Maybe the problem is the cache, too big... let's try a smaller subset
select * from <table> limit 5;
to my server: 0.00 seconds
GCS: 0.04
so I decide to try a dumb select on an empty table, no records at all, just created with only 1 field
to my server: 0.00 seconds
GCS: 0.03
profiling doesn't give any insights except that the query cache is not running on Google Cloud SQL and that the queries execution seems faster but .. is not...
My Server:
mysql> show profile;
+--------------------------------+----------+
| Status | Duration |
+--------------------------------+----------+
| starting | 0.000225 |
| Waiting for query cache lock | 0.000116 |
| init | 0.000115 |
| checking query cache for query | 0.000131 |
| checking permissions | 0.000117 |
| Opening tables | 0.000124 |
| init | 0.000129 |
| System lock | 0.000124 |
| Waiting for query cache lock | 0.000114 |
| System lock | 0.000126 |
| optimizing | 0.000117 |
| statistics | 0.000127 |
| executing | 0.000129 |
| end | 0.000117 |
| query end | 0.000116 |
| closing tables | 0.000120 |
| freeing items | 0.000120 |
| Waiting for query cache lock | 0.000140 |
| freeing items | 0.000228 |
| Waiting for query cache lock | 0.000120 |
| freeing items | 0.000121 |
| storing result in query cache | 0.000116 |
| cleaning up | 0.000124 |
+--------------------------------+----------+
23 rows in set, 1 warning (0.00 sec)
Google Cloud SQL:
mysql> show profile;
+----------------------+----------+
| Status | Duration |
+----------------------+----------+
| starting | 0.000061 |
| checking permissions | 0.000012 |
| Opening tables | 0.000115 |
| System lock | 0.000019 |
| init | 0.000023 |
| optimizing | 0.000008 |
| statistics | 0.000012 |
| preparing | 0.000005 |
| executing | 0.000021 |
| end | 0.000024 |
| query end | 0.000007 |
| closing tables | 0.000030 |
| freeing items | 0.000018 |
| logging slow query | 0.000006 |
| cleaning up | 0.000005 |
+----------------------+----------+
15 rows in set (0.03 sec)
keep in mind that I connect to both server remotely from a server located in VA and my server is located in Texas (even if it should not matter that much).
What am I doing wrong ? why simple queries take this long ? am I missing or not understanding something here ?
As of right now I won't be able to use Google Cloud SQL because a page with 1500 queries will take way too long (circa 45 seconds)
I know this question is old but....
CloudSQL has poor support for MyISAM tables, it's recommend to use InnoDB.
We had poor performance when migrating a legacy app, after reading through the doc's and contacting the paid support, we had to migrate the tables into InnoDB; No query cache was also a killer.
You may also find later on you'll need to tweak the mysql conf via the 'flags' in the google console.

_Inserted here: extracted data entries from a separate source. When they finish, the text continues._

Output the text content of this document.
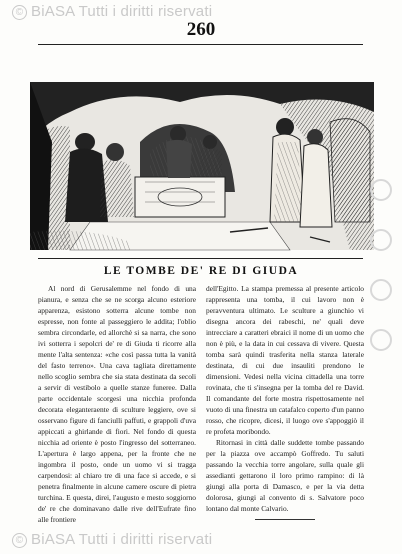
© BiASA Tutti i diritti riservati
260
LE TOMBE DE' RE DI GIUDA

Al nord di Gerusalemme nel fondo di una pianura, e senza che se ne scorga alcuno esteriore apparenza, esistono sotterra alcune tombe non espresse, non fonte al passeggiero le addita; l'oblio sembra circondarle, ed allorchè si sa narra, che sono ivi sotterra i sepolcri de' re di Giuda ti ricorre alla mente l'alta sentenza: «che così passa tutta la vanità del fasto terreno». Una cava tagliata direttamente nello scoglio sembra che sia stata destinata da secoli a servir di vestibolo a quelle stanze funeree. Dalla parte occidentale scorgesi una nicchia profonda decorata eleganteraente di sculture leggiere, ove si osservano figure di fanciulli paffuti, e grappoli d'uva appiccati a ghirlande di fiori. Nel fondo di questa nicchia ad oriente è posto l'ingresso del sotterraneo. L'apertura è largo appena, per la fronte che ne ingombra il posto, onde un uomo vi si tragga carpendosi: al chiaro tre di una face si accede, e si penetra finalmente in alcune camere oscure di pietra turchina. E questa, direi, l'augusto e mesto soggiorno de' re che dominavano dalle rive dell'Eufrate fino alle frontiere

dell'Egitto. La stampa premessa al presente articolo rappresenta una tomba, il cui lavoro non è peravventura ultimato. Le sculture a giunchio vi disegna ancora dei rabeschi, ne' quali deve intrecciare a caratteri ebraici il nome di un uomo che non è più, e la data in cui cessava di vivere. Questa tomba sarà quindi trasferita nella stanza laterale destinata, di cui due insauliti prendono le dimensioni. Vedesi nella vicina cittadella una torre rovinata, che ti s'insegna per la tomba del re David. Il comandante del forte mostra rispettosamente nel vuoto di una finestra un catafalco coperto d'un panno rosso, che ricopre, dicesi, il luogo ove s'appoggiò il re profeta moribondo.

Ritornasi in città dalle suddette tombe passando per la piazza ove accampò Goffredo. Tu saluti passando la vecchia torre angolare, sulla quale gli assedianti gettarono il loro primo rampino: di là giungi alla porta di Damasco, e per la via detta dolorosa, giungi al convento di s. Salvatore poco lontano dal monte Calvario.

© BiASA Tutti i diritti riservati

An example being 'wait_timeout' is set too high by default (imo.)
Hope this helps someone :)
Query cache is not as yet a feature of Cloud SQL. This may explain the results. However, I recommend closing this question as it is quite broad and doesn't fit the format of a neat and tidy Q&A. There are just too many variables not mentioned in the Q&A and it doesn't appear clear what a decisive "answer" would look like to the very general question of optimization when there are so many variables at play.